Sin embargo, no todas las opciones son iguales. Una de las dos elimina un factor: de hecho, si hay sombra, tiene que haber luz. Aunque efímera, la realidad existe. Es razonable afirmar este dato.
Se trata de una decisión que en último análisis realizamos cotidianamente. Se trata de una opción que se juega normalmente en las pequeñas cosas de la vida cotidiana, aunque evidentemente no coincide con una postura ingenua.
Un Dios latente
Entendemos también algo más sobre Dios y su misteriosa forma de actuar126. Su esconderse, su estar latente es la condición de posibilidad de nuestra libertad. Si Jesús hubiera bajado de la cruz, los hombres hubieran tenido que reconocerle como Dios. Dios, en cambio, se revela, sin prescindir de nuestra libertad. Dios no se impone, se propone.
Por un lado se esconde, por otro interviene con su gracia, “gradualmente y repentinamente”127. En estas dos palabras está todo el misterio de la Providencia. En algunas parábolas del Evangelio, parece como si se retirara, se escondiera, para no obligarnos; en otras, en cambio, sale a buscarnos128. Esta es la pedagogía de Dios.
En este sentido, la eucaristía es la realización más sobrecogedora que existe: es el punto en el cual Dios revelándose de forma suprema, permanece a la vez más escondido. Escribe Ireneo [130-202]: “Cristo mantiene la invisibilidad del Padre, para que el hombre no desprecie a Dios”129.
Educar en la libertad
¿Cuáles son las condiciones para que la libertad pueda más fácilmente caminar y cumplirse? Es posible y necesaria una educación en la libertad. Antes que nada, se necesita la “conciencia clara del destino”, de lo que es la meta, la finalidad última de la existencia. Por esto la vida de la Iglesia se caracteriza por la presencia de momentos y gestos (oración, sacramentos, catequesis) por medio de los cuales el creyente puede hacer memoria de forma renovada de su destino, es decir, del significado último de su camino existencial. En segundo lugar, es importante la capacidad de auto-determinarse, o sea la mortificación. Es la adhesión de la voluntad, que tiene una apariencia de muerte, porque implica un sacrificio.

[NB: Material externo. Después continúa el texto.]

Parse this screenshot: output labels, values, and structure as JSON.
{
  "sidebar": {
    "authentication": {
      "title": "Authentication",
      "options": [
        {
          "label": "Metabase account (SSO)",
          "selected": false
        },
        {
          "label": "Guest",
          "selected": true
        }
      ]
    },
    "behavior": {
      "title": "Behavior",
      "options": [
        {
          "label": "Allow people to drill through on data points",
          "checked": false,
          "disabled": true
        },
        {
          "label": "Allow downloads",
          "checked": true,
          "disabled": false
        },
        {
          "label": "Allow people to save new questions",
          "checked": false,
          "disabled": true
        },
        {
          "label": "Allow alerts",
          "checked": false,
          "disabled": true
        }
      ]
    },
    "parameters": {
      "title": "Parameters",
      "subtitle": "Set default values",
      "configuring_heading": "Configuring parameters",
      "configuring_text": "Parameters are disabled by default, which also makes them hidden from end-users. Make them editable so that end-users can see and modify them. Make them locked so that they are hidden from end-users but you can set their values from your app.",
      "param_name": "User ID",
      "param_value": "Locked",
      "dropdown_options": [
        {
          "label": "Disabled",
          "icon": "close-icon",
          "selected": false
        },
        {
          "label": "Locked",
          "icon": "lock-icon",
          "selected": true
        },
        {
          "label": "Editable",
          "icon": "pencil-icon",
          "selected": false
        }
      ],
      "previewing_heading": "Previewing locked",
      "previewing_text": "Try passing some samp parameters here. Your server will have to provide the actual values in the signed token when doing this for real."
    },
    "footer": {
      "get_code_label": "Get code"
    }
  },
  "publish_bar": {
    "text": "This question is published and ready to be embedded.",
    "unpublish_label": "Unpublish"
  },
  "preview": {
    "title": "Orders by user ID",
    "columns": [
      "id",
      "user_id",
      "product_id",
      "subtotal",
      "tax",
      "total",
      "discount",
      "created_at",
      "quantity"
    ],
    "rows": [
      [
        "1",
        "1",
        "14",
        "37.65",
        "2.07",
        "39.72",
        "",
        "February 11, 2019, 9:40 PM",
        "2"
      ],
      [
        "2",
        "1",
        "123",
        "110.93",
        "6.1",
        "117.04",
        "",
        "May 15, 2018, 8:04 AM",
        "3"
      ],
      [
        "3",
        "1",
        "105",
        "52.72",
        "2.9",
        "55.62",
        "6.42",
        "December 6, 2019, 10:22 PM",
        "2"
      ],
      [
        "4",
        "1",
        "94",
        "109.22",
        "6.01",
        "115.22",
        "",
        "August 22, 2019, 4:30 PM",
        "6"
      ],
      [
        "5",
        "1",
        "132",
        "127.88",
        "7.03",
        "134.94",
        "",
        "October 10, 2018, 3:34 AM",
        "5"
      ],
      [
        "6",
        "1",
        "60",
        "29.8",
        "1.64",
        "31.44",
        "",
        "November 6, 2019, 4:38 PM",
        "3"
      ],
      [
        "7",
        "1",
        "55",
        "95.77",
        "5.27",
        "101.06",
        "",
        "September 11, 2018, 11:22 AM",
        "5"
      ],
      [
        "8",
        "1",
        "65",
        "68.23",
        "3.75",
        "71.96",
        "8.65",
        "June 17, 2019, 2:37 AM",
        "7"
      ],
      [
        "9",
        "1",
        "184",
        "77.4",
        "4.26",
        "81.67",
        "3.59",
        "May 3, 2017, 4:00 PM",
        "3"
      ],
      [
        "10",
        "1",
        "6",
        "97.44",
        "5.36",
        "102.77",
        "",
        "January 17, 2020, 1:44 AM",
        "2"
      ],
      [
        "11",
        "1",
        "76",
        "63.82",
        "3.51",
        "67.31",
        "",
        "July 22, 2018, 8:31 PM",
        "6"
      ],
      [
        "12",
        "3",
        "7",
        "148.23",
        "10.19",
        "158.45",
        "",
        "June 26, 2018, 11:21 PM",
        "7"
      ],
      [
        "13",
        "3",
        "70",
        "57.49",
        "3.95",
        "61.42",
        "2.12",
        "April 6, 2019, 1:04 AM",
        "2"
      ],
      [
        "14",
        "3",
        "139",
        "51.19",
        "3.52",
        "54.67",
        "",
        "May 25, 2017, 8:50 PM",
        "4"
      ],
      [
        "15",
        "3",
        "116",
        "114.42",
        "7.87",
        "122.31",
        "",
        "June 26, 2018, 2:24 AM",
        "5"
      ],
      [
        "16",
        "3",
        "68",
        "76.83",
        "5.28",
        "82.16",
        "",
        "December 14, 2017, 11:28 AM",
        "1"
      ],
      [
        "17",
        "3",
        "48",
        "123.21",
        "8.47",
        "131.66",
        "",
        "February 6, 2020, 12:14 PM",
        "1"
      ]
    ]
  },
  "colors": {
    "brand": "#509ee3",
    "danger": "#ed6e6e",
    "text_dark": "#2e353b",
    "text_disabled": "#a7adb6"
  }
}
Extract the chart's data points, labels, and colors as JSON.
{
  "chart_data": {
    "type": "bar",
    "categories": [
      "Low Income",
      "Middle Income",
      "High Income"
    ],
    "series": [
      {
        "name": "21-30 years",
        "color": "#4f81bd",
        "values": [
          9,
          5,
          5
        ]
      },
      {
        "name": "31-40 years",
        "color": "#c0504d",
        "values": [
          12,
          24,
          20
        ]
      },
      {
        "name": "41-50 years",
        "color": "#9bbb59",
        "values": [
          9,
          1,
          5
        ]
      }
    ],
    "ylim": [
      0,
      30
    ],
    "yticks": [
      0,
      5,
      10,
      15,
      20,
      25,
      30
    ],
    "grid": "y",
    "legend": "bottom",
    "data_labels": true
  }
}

También se necesita una compañía. Por el pecado original, nuestra libertad se caracteriza por una debilidad estructural. Los Padres del desierto nos recuerdan que los monjes luchan contra las fuerzas contrarias como si estas fueran palomas, cuando están en el monasterio; en cambio, como si fueran leones, cuando están de ermitaños. La autoridad y la compañía sostienen al creyente en el camino.
Finalmente es necesaria la petición de la gracia. El martirio, por ejemplo, es imposible sin la gracia, es decir, sin un don especial de Dios. Perdonar una ofensa recibida es posible sólo en la medida en la cual pedimos el don de ser ayudados por Dios.
En realidad, en la experiencia cotidiana de la vida de la Iglesia, todos los factores anteriormente enumerados están íntimamente entrelazados.